26. The system of claim 23, wherein the 3D reconstruction engine is further configured to:
extract a dense triangular mesh based on the 3D neural representation;
retopologize the dense triangular mesh to a simplified 3D quad mesh; and
generate a UV map based on the simplified 3D quad mesh and the 3D neural representation.
27. A system comprising:
processing circuitry to generate a three-dimensional (3D) asset using one or more neural networks, the processing circuitry being configured to implement:
a 3D reconstruction engine configured to receive and process a multi-view image and a multi-view surface normal image to generate an intermediate 3D representation, wherein the intermediate 3D representation comprises a polygon mesh and a low-resolution texture map;
a rendering engine configured to render a second multi-view image based on the intermediate 3D representation of the object; and
a third multi-view diffusion model configured to receive and process the input prompt and the rendered second multi-view image to generate a high-resolution multi-view image; and
one or more memories to store parameters associated with the one or more neural networks,
wherein the 3D asset comprises the polygon mesh and a high-resolution texture map generated by upscaling, by the 3D reconstruction engine, the low-resolution texture map based on the high-resolution multi-view image.

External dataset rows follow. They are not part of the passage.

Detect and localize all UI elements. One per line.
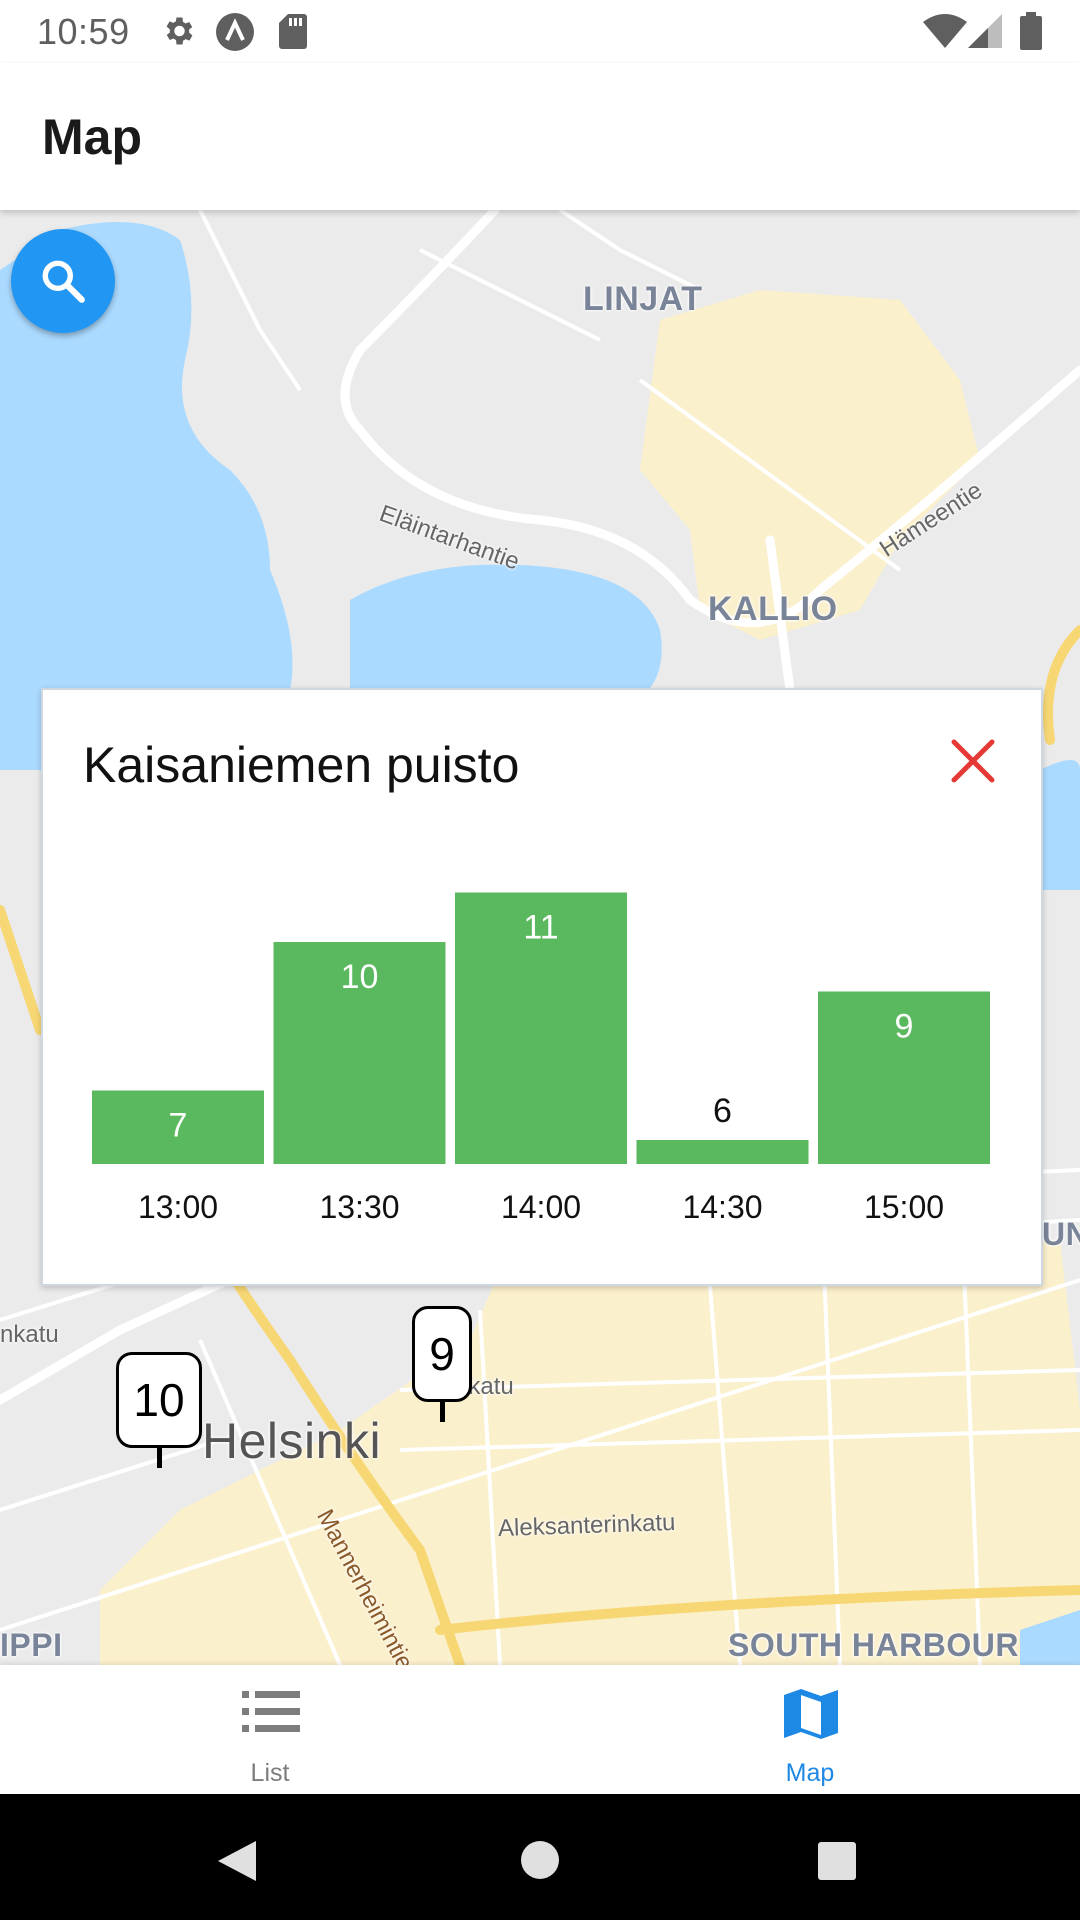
marker-value: 10 bbox=[116, 1352, 202, 1448]
search-button[interactable] bbox=[11, 229, 115, 333]
home-icon[interactable] bbox=[520, 1840, 560, 1880]
occupancy-bar-chart: 7 13:00 10 13:30 11 14:00 6 14:30 9 15:00 bbox=[92, 892, 990, 1225]
app-bar: Map bbox=[0, 63, 1080, 210]
chart-category-label: 14:00 bbox=[501, 1189, 581, 1225]
nav-tab-list[interactable]: List bbox=[0, 1665, 540, 1794]
nav-label-map: Map bbox=[785, 1759, 835, 1787]
list-icon bbox=[242, 1691, 300, 1732]
map-marker[interactable]: 9 bbox=[412, 1306, 472, 1422]
bottom-navigation: List Map bbox=[0, 1665, 1080, 1794]
marker-stem bbox=[157, 1448, 162, 1468]
status-bar: 10:59 bbox=[0, 0, 1080, 63]
cell-signal-icon bbox=[968, 12, 1004, 55]
settings-gear-icon bbox=[160, 12, 196, 55]
map-icon bbox=[784, 1689, 838, 1739]
map-label-south-harbour: SOUTH HARBOUR bbox=[728, 1627, 1019, 1663]
marker-value: 9 bbox=[412, 1306, 472, 1402]
search-icon bbox=[42, 260, 85, 303]
street-label-nkatu: nkatu bbox=[0, 1321, 59, 1348]
recents-icon[interactable] bbox=[818, 1842, 856, 1880]
battery-icon bbox=[1020, 12, 1042, 55]
chart-bar bbox=[636, 1140, 809, 1164]
page-title: Map bbox=[42, 109, 142, 165]
wifi-icon bbox=[922, 12, 968, 55]
map-label-un: UN bbox=[1042, 1216, 1080, 1252]
nav-tab-map[interactable]: Map bbox=[540, 1665, 1080, 1794]
map-marker[interactable]: 10 bbox=[116, 1352, 202, 1468]
map-label-linjat: LINJAT bbox=[583, 280, 703, 318]
marker-stem bbox=[440, 1402, 445, 1422]
chart-category-label: 13:00 bbox=[138, 1189, 218, 1225]
chart-data-label: 7 bbox=[169, 1107, 188, 1145]
chart-data-label: 10 bbox=[341, 958, 379, 996]
map-label-helsinki: Helsinki bbox=[202, 1413, 382, 1469]
chart-category-label: 14:30 bbox=[682, 1189, 762, 1225]
map-label-kallio: KALLIO bbox=[708, 590, 838, 628]
chart-category-label: 13:30 bbox=[319, 1189, 399, 1225]
chart-data-label: 9 bbox=[895, 1008, 914, 1046]
status-time: 10:59 bbox=[37, 11, 130, 52]
app-logo-icon bbox=[215, 12, 255, 57]
system-navigation-bar bbox=[0, 1794, 1080, 1920]
chart-data-label: 6 bbox=[713, 1092, 732, 1130]
back-icon[interactable] bbox=[216, 1839, 258, 1883]
location-popup-card: Kaisaniemen puisto 7 13:00 10 13:30 11 14:00 6… bbox=[41, 688, 1043, 1286]
nav-label-list: List bbox=[250, 1759, 290, 1787]
sd-card-icon bbox=[278, 12, 308, 55]
map-label-ippi: IPPI bbox=[0, 1627, 63, 1663]
chart-category-label: 15:00 bbox=[864, 1189, 944, 1225]
chart-data-label: 11 bbox=[523, 909, 558, 947]
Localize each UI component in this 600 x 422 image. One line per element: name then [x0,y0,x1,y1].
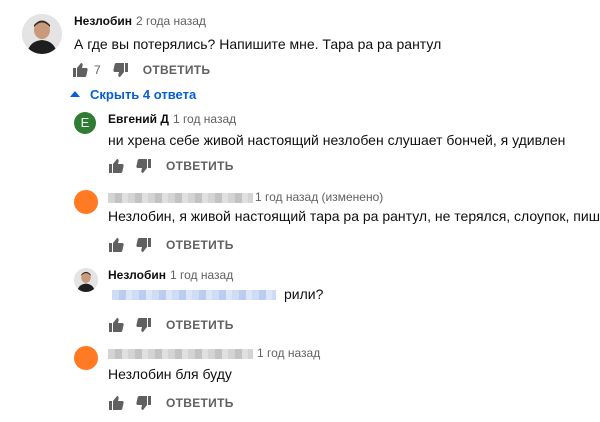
reply-meta: Незлобин 1 год назад [108,268,233,282]
avatar-letter: Е [80,115,90,130]
reply-button[interactable]: ОТВЕТИТЬ [166,159,234,173]
like-icon[interactable] [108,237,124,253]
comment-actions: 7 ОТВЕТИТЬ [72,60,210,80]
like-icon[interactable] [108,317,124,333]
reply-actions: ОТВЕТИТЬ [108,235,234,255]
comment-time[interactable]: 2 года назад [136,14,206,28]
reply-button[interactable]: ОТВЕТИТЬ [166,238,234,252]
dislike-icon[interactable] [136,237,152,253]
reply-actions: ОТВЕТИТЬ [108,393,234,413]
avatar[interactable] [74,268,98,292]
reply-text-content: Незлобин, я живой настоящий тара ра ра р… [108,208,600,224]
reply-time[interactable]: 1 год назад [170,268,233,282]
avatar[interactable] [22,14,62,54]
reply-actions: ОТВЕТИТЬ [108,156,234,176]
reply-button[interactable]: ОТВЕТИТЬ [143,63,211,77]
dislike-icon[interactable] [113,62,129,78]
reply-button[interactable]: ОТВЕТИТЬ [166,318,234,332]
comment-meta: Незлобин 2 года назад [74,14,206,28]
like-count: 7 [94,63,101,77]
reply-time[interactable]: 1 год назад [173,112,236,126]
comment-author[interactable]: Незлобин [74,14,132,28]
reply-meta: 1 год назад (изменено) [255,190,383,204]
comment-text: А где вы потерялись? Напишите мне. Тара … [74,36,442,52]
chevron-up-icon [70,85,80,103]
reply-author[interactable]: Евгений Д [108,112,169,126]
reply-text: рили? [284,286,324,302]
reply-text: ни хрена себе живой настоящий незлобен с… [108,132,566,148]
reply-button[interactable]: ОТВЕТИТЬ [166,396,234,410]
reply-time[interactable]: 1 год назад [257,346,320,360]
like-icon[interactable] [108,158,124,174]
reply-actions: ОТВЕТИТЬ [108,315,234,335]
dislike-icon[interactable] [136,395,152,411]
avatar-photo-icon [74,268,98,292]
dislike-icon[interactable] [136,158,152,174]
like-icon[interactable] [108,395,124,411]
avatar[interactable]: Е [74,112,96,134]
like-icon[interactable] [72,62,88,78]
redacted-author [108,193,253,203]
reply-time[interactable]: 1 год назад (изменено) [255,190,383,204]
avatar-photo-icon [22,14,62,54]
reply-meta: 1 год назад [257,346,320,360]
avatar[interactable] [74,346,98,370]
reply-text: Незлобин, я живой настоящий тара ра ра р… [108,208,600,225]
reply-meta: Евгений Д 1 год назад [108,112,236,126]
reply-author[interactable]: Незлобин [108,268,166,282]
redacted-author [108,349,253,359]
hide-replies-toggle[interactable]: Скрыть 4 ответа [70,85,196,103]
hide-replies-label: Скрыть 4 ответа [90,86,197,102]
avatar[interactable] [74,190,98,214]
reply-text: Незлобин бля буду [108,366,232,382]
dislike-icon[interactable] [136,317,152,333]
redacted-mention-link[interactable] [112,290,276,300]
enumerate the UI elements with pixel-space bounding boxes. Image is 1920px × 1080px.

28. The system of claim 27, wherein the multi-view surface normal image comprises surface normals of the object in the multi-view image.
29. The system of claim 27, wherein the 3D reconstruction engine configured to generate the intermediate 3D representation, is further configured to:
generate a 3D neural representation based on the multi-view image and the multi-view surface normal image; and
generate the polygon mesh and the low-resolution texture map based on the 3D neural representation of the object.
30. The system of claim 29, wherein the 3D reconstruction engine is further configured to:
extract a dense triangular mesh based on the 3D neural representation;
retopologize the dense triangular mesh to a simplified 3D quad mesh; and
generate the UV map, which maps the low-resolution texture map to the 3D quad mesh.